道路の建設
出典: フリー百科事典『ウィキペディア(Wikipedia)』 (2022/04/12 23:36 UTC 版)
明治に入っても交通の要所としての重要性は変わらず、人々や物資の往来は続いた。1878年9月11日、明治天皇の北陸道・東海道巡幸では、天皇は徒歩にて峠を通過している。明治天皇紀によれば、「峠の険難は馬すらも通はず・・・」とあり、この時期においても難所であることには変わらなかった。1882年に従来の南側に新道が作られ、1886年には馬や車での通行が可能となった。

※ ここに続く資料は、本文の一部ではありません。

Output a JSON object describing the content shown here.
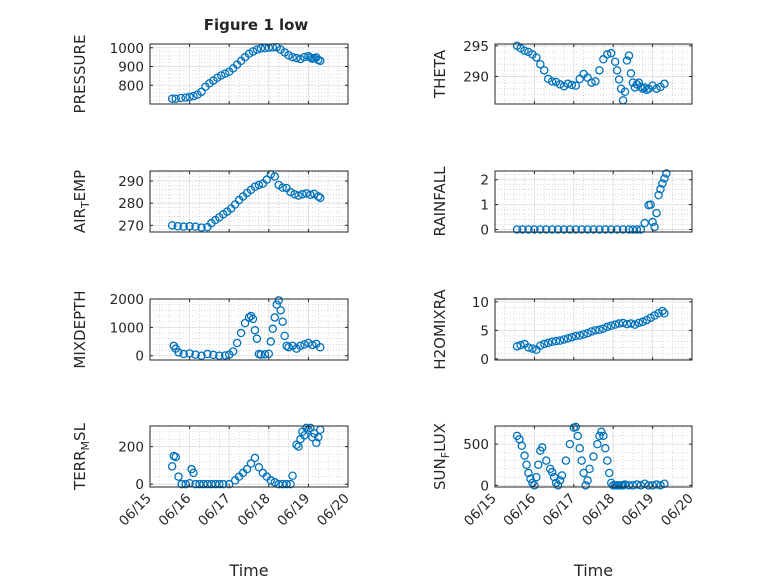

「碓氷新道」と呼ばれたこの新道は国道18号(の旧道)にあたり、坂本宿からその後碓氷湖が作られたあたりまではおおむね和宮道(正しくは、(明治天皇)御巡幸道路であり、和宮道は、熊野神社北側から子持山の南西あたりまでをいう)を踏襲し、そこから西側は中尾川に沿って全く新しいルートとされ、軽井沢宿と沓掛宿の間で旧道と合流するものであった。新道の碓氷峠は、中山道旧道の碓氷峠(新道開通後は旧碓氷峠と呼ばれている)から南に3 kmほどの場所に移動した。この結果、碓氷峠越えの道は3 km長くなったものの平均勾配が半分以下に低減された。その後「旧軽井沢」と呼ばれるようになった地区は中山道旧道に沿った場所で、軽井沢駅周辺は明治時代に開発された新道沿いにあたる。 大正以降はトラックなどの往来も盛んになり、失業対策も兼ねた公共事業の一環として1932年から翌年にかけて拡幅および一部舗装工事が行なわれ、これを記念した石碑が県境に残っている。なお、第二次世界大戦中には牛や馬の峠越えによる物資の輸送も行なわれた。国道18号の碓氷峠の区間は、1956年(昭和31年)から拡幅や改良・舗装工事が進められていたが、カーブが184個もあることなどから限界があり、交通需要の高まりに応えるため1971年に国道18号のバイパスである有料道路の碓氷バイパス(入山峠を通る、かつての古東山道のルート)が開通した。碓氷バイパスは2001年11月11日から無料化され、かつての中山道はハイキングコースとして整備された。1993年には上信越自動車道が開通したことから、1979年には交通量が2,000台/日あった明治時代の新道もその重要性は薄れつつある。なお上信越自動車道の建設に当たっては、同道路内で最長となる全長1,267メートルの碓氷橋が、碓氷川などをまたぐように架橋された。